I especially liked this remark from the Washington Post book critic:
Anyway I’m sure it’ll be a bestseller. As the CSM article pointed out Beck’s “Common Sense” was last year’s top selling book (which probably doesn’t speak well of the book buying public).
So does anyone here plan on reading it or know someone who plans on reading it.
Without knowing anything about the characters, I was almost ready to defend “a traditional chick-at-a-glance inventory” as representing the inner voice of an adolescent hipster-wannabe might think is cool, but I can’t do anything with “liberated chestnut curls framed a handsome face made twice as radiant…”

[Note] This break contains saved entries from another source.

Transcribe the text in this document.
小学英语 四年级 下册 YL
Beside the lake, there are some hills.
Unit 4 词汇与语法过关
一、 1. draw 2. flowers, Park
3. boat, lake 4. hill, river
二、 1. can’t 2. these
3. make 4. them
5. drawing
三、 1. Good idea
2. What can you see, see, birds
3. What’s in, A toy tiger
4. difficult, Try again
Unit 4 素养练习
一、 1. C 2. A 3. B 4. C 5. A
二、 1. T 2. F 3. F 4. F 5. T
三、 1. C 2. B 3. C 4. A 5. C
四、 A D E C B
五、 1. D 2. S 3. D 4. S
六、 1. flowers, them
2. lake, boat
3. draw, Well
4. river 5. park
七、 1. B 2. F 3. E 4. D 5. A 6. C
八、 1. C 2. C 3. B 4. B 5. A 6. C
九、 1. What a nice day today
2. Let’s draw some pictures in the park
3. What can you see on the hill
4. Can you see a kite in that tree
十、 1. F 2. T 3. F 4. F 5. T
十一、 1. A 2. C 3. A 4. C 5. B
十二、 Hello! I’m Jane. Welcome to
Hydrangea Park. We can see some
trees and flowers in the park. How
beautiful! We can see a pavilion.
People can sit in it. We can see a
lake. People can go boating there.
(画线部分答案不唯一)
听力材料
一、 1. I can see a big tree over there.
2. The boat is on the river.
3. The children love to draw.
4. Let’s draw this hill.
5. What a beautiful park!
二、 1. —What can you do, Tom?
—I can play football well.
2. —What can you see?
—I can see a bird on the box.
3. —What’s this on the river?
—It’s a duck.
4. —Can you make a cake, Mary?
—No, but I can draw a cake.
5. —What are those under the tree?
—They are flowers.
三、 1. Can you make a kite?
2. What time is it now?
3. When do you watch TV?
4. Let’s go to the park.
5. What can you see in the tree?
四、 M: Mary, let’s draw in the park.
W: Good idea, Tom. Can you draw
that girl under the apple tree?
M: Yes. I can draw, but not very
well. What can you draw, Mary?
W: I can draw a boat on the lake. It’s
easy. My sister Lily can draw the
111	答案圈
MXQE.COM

No, I don’t know anyone who plans on reading it. Do you?
Is their a precedent for pundits becoming successful novelists? I don’t mean successful in terms of getting people to publish their books, but making bestseller lists and/or getting generally good reviews.
OK, if you hired a team of writers to help you with a novel, you didn’t really write a novel, did you?

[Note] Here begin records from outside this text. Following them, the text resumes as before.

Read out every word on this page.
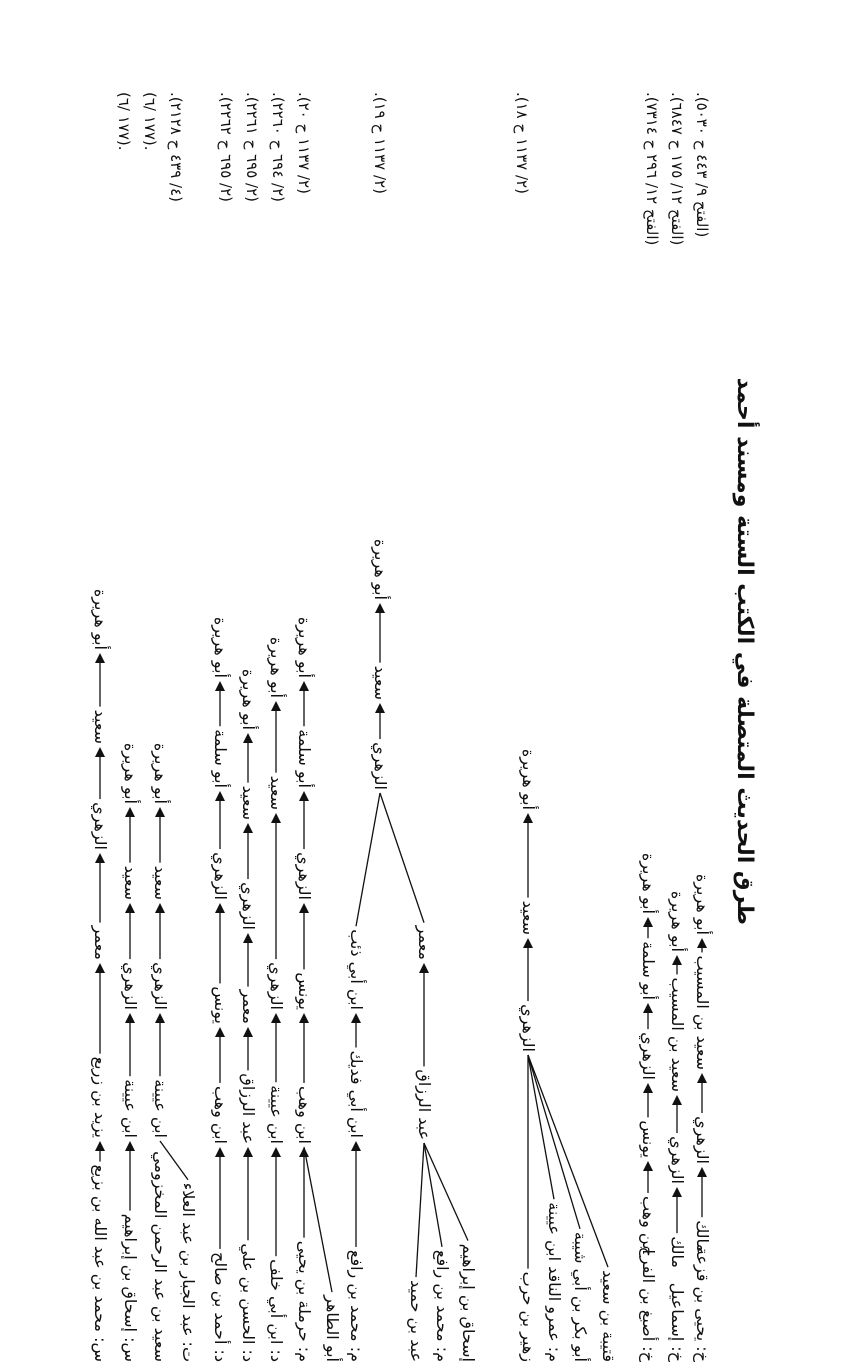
طرق الحديث المتصلة في الكتب الستة ومسند أحمد
خ: يحيى بن قزعة
مالك
الزهري
سعيد بن المسيب
أبو هريرة
خ: إسماعيل
مالك
الزهري
سعيد بن المسيب
أبو هريرة
خ: أصبغ بن الفرج
ابن وهب
يونس
الزهري
أبو سلمة
أبو هريرة
(الفتح ۹/ ٤٤٣ ح ٥٠٣٠).
(الفتح ۱۲/ ۱۷٥ ح ٦٨٤٧).
(الفتح ۱۲/ ۲۹٦ ح ٧٣١٤).
قتيبة بن سعيد
أبو بكر بن أبي شيبة
م: عمرو الناقد ابن عيينة
زهير بن حرب
الزهري
سعيد
أبو هريرة
(۲/ ۱۱۳۷ ح ۱۸).
إسحاق بن إبراهيم
م: محمد بن رافع
عبد بن حميد
عبد الرزاق
معمر
م: محمد بن رافع
ابن أبي فديك
ابن أبي ذئب
الزهري
سعيد
أبو هريرة
(۲/ ۱۱۳۷ ح ۱۹).
أبو الطاهر
م: حرملة بن يحيى
ابن وهب
يونس
الزهري
أبو سلمة
أبو هريرة
د: ابن أبي خلف
ابن عيينة
الزهري
سعيد
أبو هريرة
د: الحسن بن علي
عبد الرزاق
معمر
الزهري
سعيد
أبو هريرة
د: أحمد بن صالح
ابن وهب
يونس
الزهري
أبو سلمة
أبو هريرة
(۲/ ۱۱۳۷ ح ۲۰).
(۲/ ٦۹٤ ح ۲۲٦۰).
(۲/ ٦۹٥ ح ۲۲٦۱).
(۲/ ٦۹٥ ح ۲۲٦۲).
ت: عبد الجبار بن عبد العلاء
سعيد بن عبد الرحمن المخزومي
ابن عيينة
الزهري
سعيد
أبو هريرة
س: إسحاق بن إبراهيم
ابن عيينة
الزهري
سعيد
أبو هريرة
س: محمد بن عبد الله بن بزيع
يزيد بن زريع
معمر
الزهري
سعيد
أبو هريرة
(٤/ ٤۳۹ ح ۲۱۲۸).
(٦/ ۱۷۷).
(٦/ ۱۷۷).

I think Newt Gingrich has written a few novels, but I don’t know how successful they’ve been.
And of course how can one forget “Those Who Trespass” by Bill O’Reilly?

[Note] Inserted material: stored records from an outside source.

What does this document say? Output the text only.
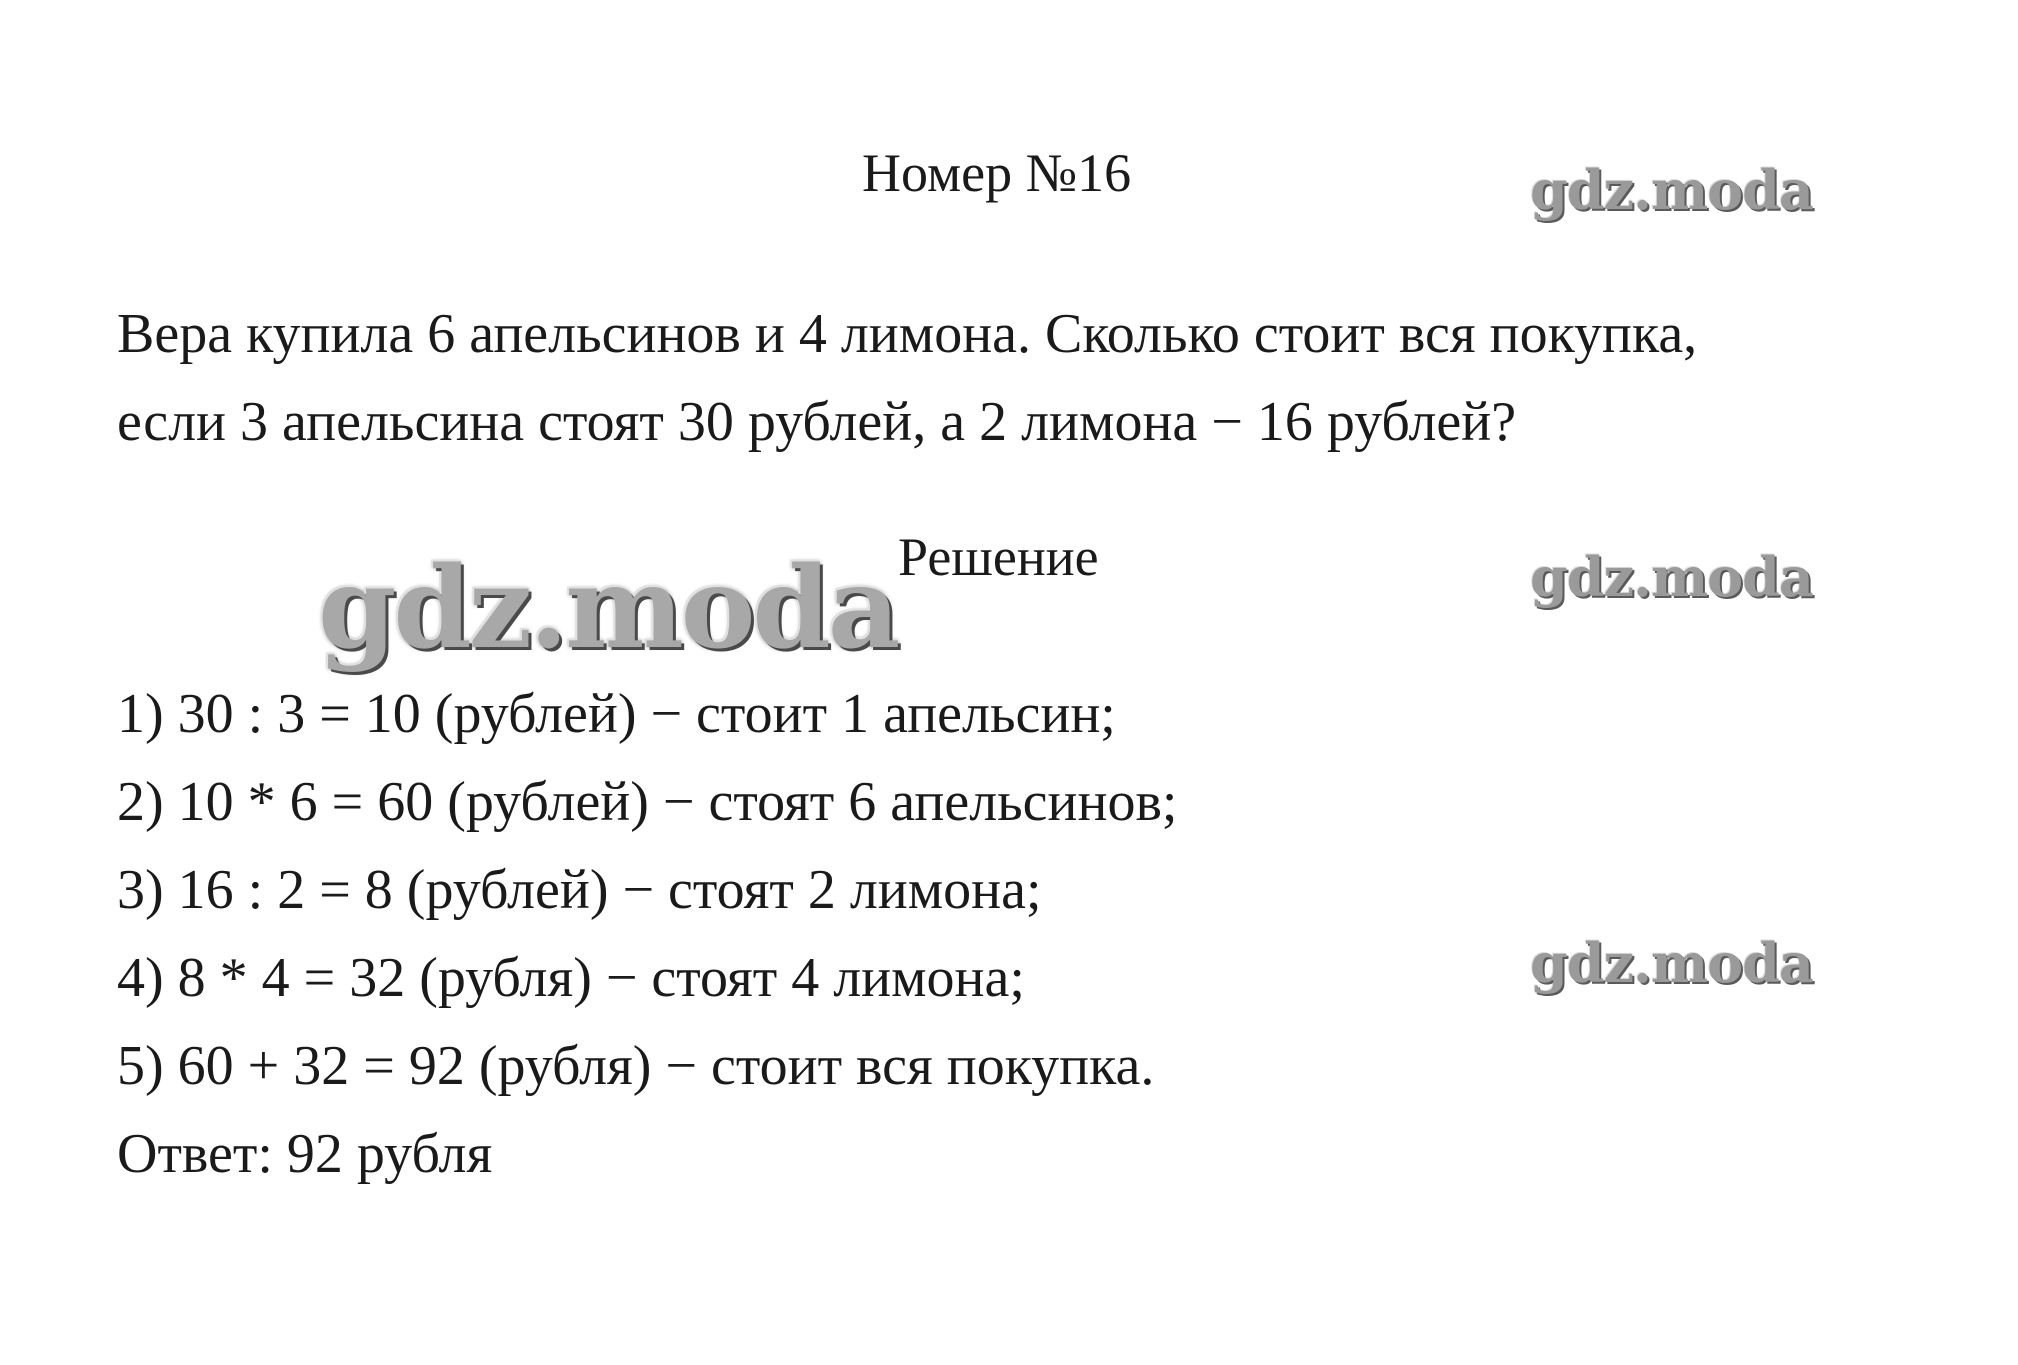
Номер №16	gdz.moda
Вера купила 6 апельсинов и 4 лимона. Сколько стоит вся покупка,
если 3 апельсина стоят 30 рублей, а 2 лимона − 16 рублей?
Решение	gdz.moda
gdz.moda
1) 30 : 3 = 10 (рублей) − стоит 1 апельсин;
2) 10 * 6 = 60 (рублей) − стоят 6 апельсинов;
3) 16 : 2 = 8 (рублей) − стоят 2 лимона;
4) 8 * 4 = 32 (рубля) − стоят 4 лимона;
5) 60 + 32 = 92 (рубля) − стоит вся покупка.
gdz.moda
Ответ: 92 рубля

I really like this review(linked to in the link above). But someone please, please tell me that the Star Wars bit is just made up. Oh my lord that is indescribably awful.
William F. Buckley had a successful career with his spy novels, many of which were highly acclaimed. Of course comparing Buckley to Beck, in terms of writing ability, mastry of language, and general intelligence is like comparing apples to, well, fucking morons.
I’m starting to realize that Glenn Beck really is a faux pundit like Stephen Colbert. He just doesn’t know how to telegraph that he’s joking and so everyone takes him seriously. That collection of quotes from Mediamatters are entirely too stupid to be meant earnestly. It’s entirely probable that this book is a joke like Colbert’s Tek Jansen adventures.
I don’t think you’ll find many of Beck’s critics here arguing that he’s sincere in his political statements. That doesn’t make those statements any less pernicious though. In fact, if he doesn’t believe what he’s saying, it’s downright evil to say it knowing the hatred and rage that it encourages. Yeah, it’s only an act. A disgusting, offensive act.
You may have a point about the book, though. It’s hard to imagine anyone not intending that passage as comedy. Unless, of course, he’s whack-a-doodle crazy.
Oh, I don’t disagree. If he was intending to telegraph that he was only joking, he should have picked up early on that people weren’t getting the joke and refined his behavior accordingly. He’s knowingly messing with people now.
The best thing to be said for this book is that the title alone might educate some part of the public about the Overton Window, an important concept in practical politics as well as political theory.
That’s the sad thing, that there are actually millions of people out there who consider this man a great thinker instead of seeing him for the overdramatic charlatan that he is. He’s basically just a shock jock who found his niche pandering to gullible right wingers.